Era bola cantada desde o início deste ano, e aqui foi cantada: ou o governo gasta o que tem e o que não tem para reeleger o presidente Jair Bolsonaro, ou a derrota é certa. Foi o próprio Bolsonaro quem concluiu isso depois de dar-se conta das dificuldades e dar ouvidos às principais feras do Centrão, todas famintas por verbas.
Paulo Guedes, ministro da Economia, um dia apontado como o Posto Ipiranga do governo, resistiu o quanto pôde, mas se rendeu. Ora, ele mesmo não disse na célebre reunião ministerial gravada que resultou na queda do ministro Sergio Moro que o governo deveria fazer a opção preferencial pela reeleição?
Então, abriu-se a porteira, e a boiada começou a passar. O teto de gastos está prestes a desabar, e o calote no pagamento de dívidas judiciais vencidas (precatórios), coisa julgada pelo Supremo Tribunal Federal, foi aprovado pela Câmara. Agora, cabe ao Senado dizer sim, em parte é certo que dirá. Mas isso só não basta.
Falta espaço no Orçamento de 2022 para que o governo aumente o salário dos servidores públicos, de todos, como promete Bolsonaro, mas Guedes está aí para o quê? Vire-se! Corte despesas. Faça mágica. Não importa que a inflação dispare e que o Banco Central suba os juros para contê-la.

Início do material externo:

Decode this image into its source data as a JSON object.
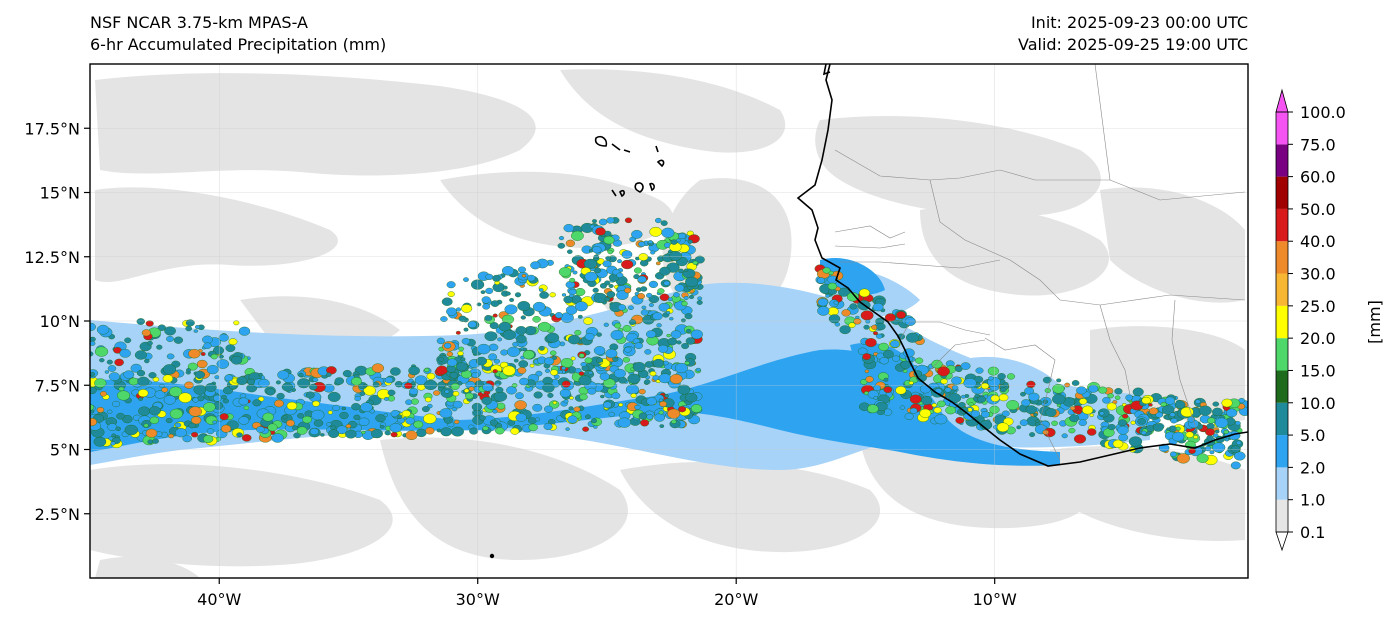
{
  "header": {
    "model": "NSF NCAR 3.75-km MPAS-A",
    "field": "6-hr Accumulated Precipitation (mm)",
    "init": "Init: 2025-09-23 00:00 UTC",
    "valid": "Valid: 2025-09-25 19:00 UTC"
  },
  "map": {
    "extent": {
      "lon_min": -45,
      "lon_max": -0.2,
      "lat_min": 0,
      "lat_max": 20
    },
    "x_ticks": [
      {
        "lon": -40,
        "label": "40°W"
      },
      {
        "lon": -30,
        "label": "30°W"
      },
      {
        "lon": -20,
        "label": "20°W"
      },
      {
        "lon": -10,
        "label": "10°W"
      }
    ],
    "y_ticks": [
      {
        "lat": 2.5,
        "label": "2.5°N"
      },
      {
        "lat": 5,
        "label": "5°N"
      },
      {
        "lat": 7.5,
        "label": "7.5°N"
      },
      {
        "lat": 10,
        "label": "10°N"
      },
      {
        "lat": 12.5,
        "label": "12.5°N"
      },
      {
        "lat": 15,
        "label": "15°N"
      },
      {
        "lat": 17.5,
        "label": "17.5°N"
      }
    ],
    "gridlines": true
  },
  "colorbar": {
    "unit_label": "[mm]",
    "levels": [
      "0.1",
      "1.0",
      "2.0",
      "5.0",
      "10.0",
      "15.0",
      "20.0",
      "25.0",
      "30.0",
      "40.0",
      "50.0",
      "60.0",
      "75.0",
      "100.0"
    ],
    "colors": [
      "#e6e6e6",
      "#a6d3f7",
      "#2ea3f0",
      "#1f8a9a",
      "#1e6b1e",
      "#4fd86a",
      "#ffff00",
      "#f7b733",
      "#ef8a2a",
      "#d81a1a",
      "#a00000",
      "#7a0082",
      "#f553f2"
    ]
  }
}
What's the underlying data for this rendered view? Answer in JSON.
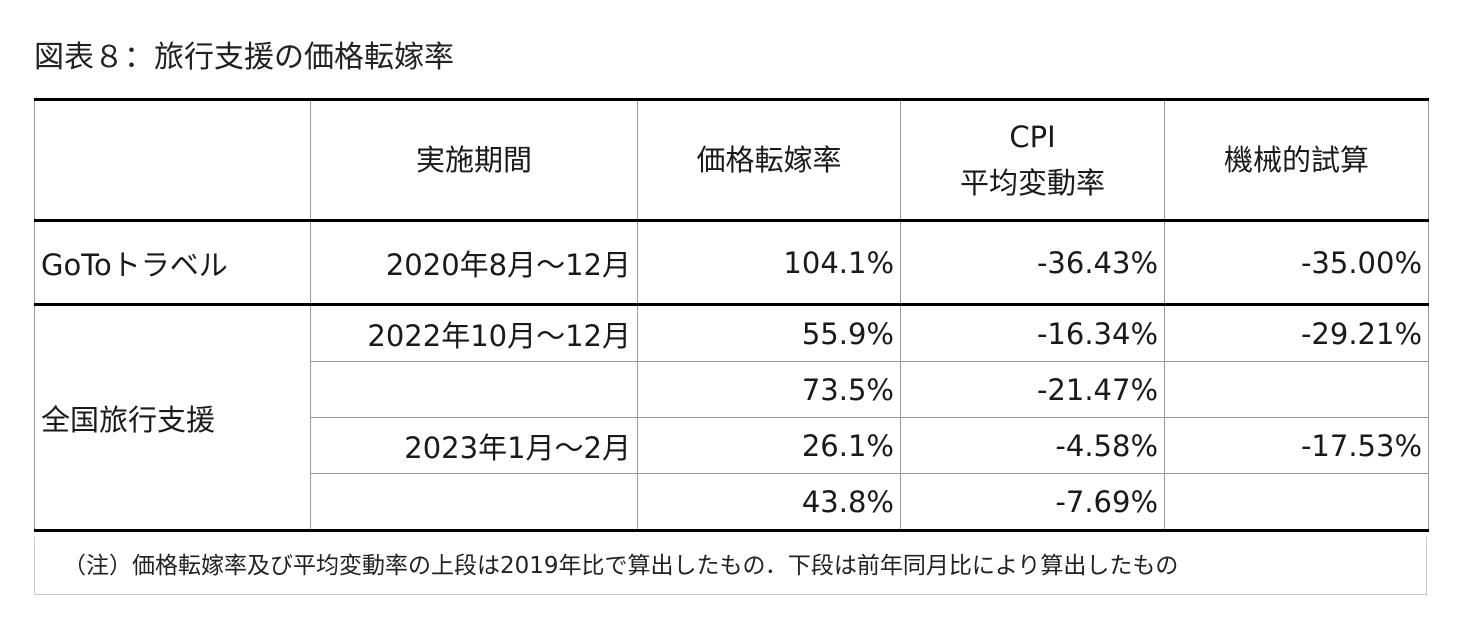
{
  "title": "図表８：旅行支援の価格転嫁率",
  "table": {
    "headers": [
      "",
      "実施期間",
      "価格転嫁率",
      "CPI",
      "平均変動率",
      "機械的試算"
    ],
    "goto": {
      "label": "GoToトラベル",
      "period": "2020年8月～12月",
      "rate": "104.1%",
      "cpi": "-36.43%",
      "calc": "-35.00%"
    },
    "zenkoku": {
      "label": "全国旅行支援",
      "rows": [
        {
          "period": "2022年10月～12月",
          "rate": "55.9%",
          "cpi": "-16.34%",
          "calc": "-29.21%"
        },
        {
          "period": "",
          "rate": "73.5%",
          "cpi": "-21.47%",
          "calc": ""
        },
        {
          "period": "2023年1月～2月",
          "rate": "26.1%",
          "cpi": "-4.58%",
          "calc": "-17.53%"
        },
        {
          "period": "",
          "rate": "43.8%",
          "cpi": "-7.69%",
          "calc": ""
        }
      ]
    }
  },
  "note": "（注）価格転嫁率及び平均変動率の上段は2019年比で算出したもの．下段は前年同月比により算出したもの"
}
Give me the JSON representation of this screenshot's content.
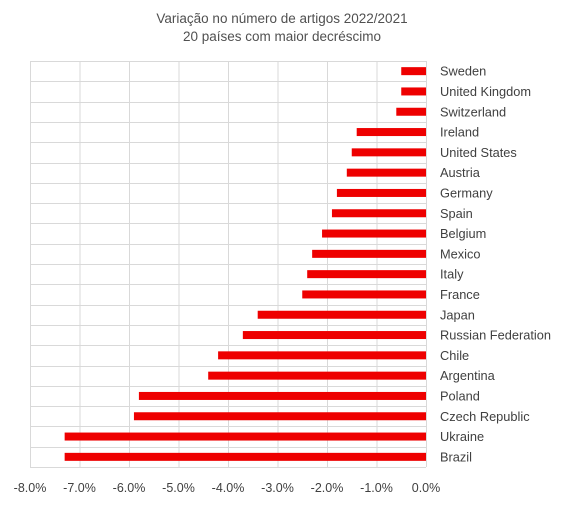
{
  "chart_data": {
    "type": "bar",
    "orientation": "horizontal",
    "title": "Variação no número de artigos 2022/2021",
    "subtitle": "20 países com maior decréscimo",
    "categories": [
      "Sweden",
      "United Kingdom",
      "Switzerland",
      "Ireland",
      "United States",
      "Austria",
      "Germany",
      "Spain",
      "Belgium",
      "Mexico",
      "Italy",
      "France",
      "Japan",
      "Russian Federation",
      "Chile",
      "Argentina",
      "Poland",
      "Czech Republic",
      "Ukraine",
      "Brazil"
    ],
    "values": [
      -0.5,
      -0.5,
      -0.6,
      -1.4,
      -1.5,
      -1.6,
      -1.8,
      -1.9,
      -2.1,
      -2.3,
      -2.4,
      -2.5,
      -3.4,
      -3.7,
      -4.2,
      -4.4,
      -5.8,
      -5.9,
      -7.3,
      -7.3
    ],
    "xlim": [
      -8.0,
      0.0
    ],
    "ticks": [
      -8.0,
      -7.0,
      -6.0,
      -5.0,
      -4.0,
      -3.0,
      -2.0,
      -1.0,
      0.0
    ],
    "tick_labels": [
      "-8.0%",
      "-7.0%",
      "-6.0%",
      "-5.0%",
      "-4.0%",
      "-3.0%",
      "-2.0%",
      "-1.0%",
      "0.0%"
    ],
    "grid": true,
    "legend": "none",
    "bar_color": "#ee0000",
    "grid_color": "#d9d9d9"
  }
}
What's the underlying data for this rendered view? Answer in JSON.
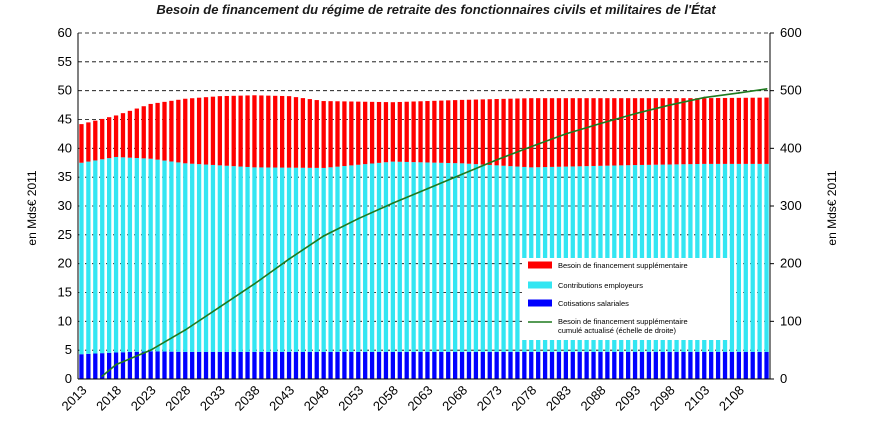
{
  "chart_data": {
    "type": "bar",
    "title": "Besoin de financement du régime de retraite des fonctionnaires civils et militaires de l'État",
    "ylabel": "en Mds€ 2011",
    "y2label": "en Mds€ 2011",
    "ylim": [
      0,
      60
    ],
    "y2lim": [
      0,
      600
    ],
    "yticks": [
      "0",
      "5",
      "10",
      "15",
      "20",
      "25",
      "30",
      "35",
      "40",
      "45",
      "50",
      "55",
      "60"
    ],
    "y2ticks": [
      "0",
      "100",
      "200",
      "300",
      "400",
      "500",
      "600"
    ],
    "xticks": [
      "2013",
      "2018",
      "2023",
      "2028",
      "2033",
      "2038",
      "2043",
      "2048",
      "2053",
      "2058",
      "2063",
      "2068",
      "2073",
      "2078",
      "2083",
      "2088",
      "2093",
      "2098",
      "2103",
      "2108"
    ],
    "stacked": true,
    "grid": "horizontal dashed",
    "legend_position": "center-right",
    "x_start": 2013,
    "x_end": 2112,
    "series": [
      {
        "name": "Cotisations salariales",
        "color": "#0000ff",
        "breakpoints": [
          [
            2013,
            4.3
          ],
          [
            2018,
            4.6
          ],
          [
            2023,
            4.8
          ],
          [
            2028,
            4.7
          ],
          [
            2112,
            4.7
          ]
        ]
      },
      {
        "name": "Contributions employeurs",
        "color": "#33e6f2",
        "breakpoints": [
          [
            2013,
            33.2
          ],
          [
            2018,
            33.9
          ],
          [
            2023,
            33.4
          ],
          [
            2028,
            32.7
          ],
          [
            2038,
            32.0
          ],
          [
            2048,
            31.9
          ],
          [
            2058,
            33.0
          ],
          [
            2068,
            32.7
          ],
          [
            2078,
            32.0
          ],
          [
            2093,
            32.4
          ],
          [
            2103,
            32.6
          ],
          [
            2112,
            32.6
          ]
        ]
      },
      {
        "name": "Besoin de financement supplémentaire",
        "color": "#ff0000",
        "breakpoints": [
          [
            2013,
            6.7
          ],
          [
            2018,
            7.2
          ],
          [
            2023,
            9.5
          ],
          [
            2028,
            11.2
          ],
          [
            2033,
            12.0
          ],
          [
            2038,
            12.5
          ],
          [
            2043,
            12.4
          ],
          [
            2048,
            11.6
          ],
          [
            2058,
            10.3
          ],
          [
            2068,
            11.0
          ],
          [
            2078,
            12.0
          ],
          [
            2093,
            11.6
          ],
          [
            2103,
            11.4
          ],
          [
            2112,
            11.5
          ]
        ]
      },
      {
        "name": "Besoin de financement supplémentaire cumulé actualisé (échelle de droite)",
        "type": "line",
        "axis": "right",
        "color": "#1f7a1f",
        "x": [
          2016,
          2018,
          2023,
          2028,
          2033,
          2038,
          2043,
          2048,
          2053,
          2058,
          2063,
          2068,
          2073,
          2078,
          2083,
          2088,
          2093,
          2098,
          2103,
          2108,
          2112
        ],
        "values": [
          5,
          25,
          50,
          85,
          125,
          165,
          208,
          248,
          278,
          305,
          330,
          355,
          380,
          403,
          425,
          443,
          460,
          475,
          488,
          496,
          503
        ]
      }
    ]
  }
}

Importa, ele bem sabe o quê…
De Lisboa, onde se encontrava ontem, Roberto Campos Neto, presidente do Banco Central, que há meses só se queixa de Bolsonaro atrapalhar seu trabalho, advertiu de maneira mais direta, impossível:
“O índice de inflação acelerou e teve piora quantitativa e qualitativa. É muito importante ser realista e entender o quanto ela está disseminada e o quanto difícil será o trabalho do Banco Central nesse ponto”.
O relator-geral do Orçamento, deputado Hugo Leal (PSD-RJ), chocou-se com a decisão de Bolsonaro que beneficiará os servidores:
“Não sei de onde ele tirou isso. Não está no nosso cálculo. Particularmente, em nenhum momento foi trabalhado isso”.
De manhã, em Bahrein, no Golfo Pérsico, Bolsonaro havia dito:
“A inflação chegou a dois dígitos, então conversei com Paulo Guedes. Em passando a PEC dos Precatórios, tem que ter um pequeno espaço para dar algum reajuste. Não é o que eles merecem, mas é o que nós podemos dar”.
À tarde, em Brasília, o ministro da Cidadania, João Roma, respondeu que reajustar o salário de servidores “não está no elenco” de ações pretendidas pelo governo a partir do espaço fiscal de R$ 91,6 bilhões que será aberto com a PEC dos Precatórios. E daí? Não tem vida longa ministro que contraria Bolsonaro.
Em condições normais de temperatura e pressão, Bolsonaro não será reeleito. Dono da caneta mais carregada de tinta da República, ele está empenhado em comprar a reeleição.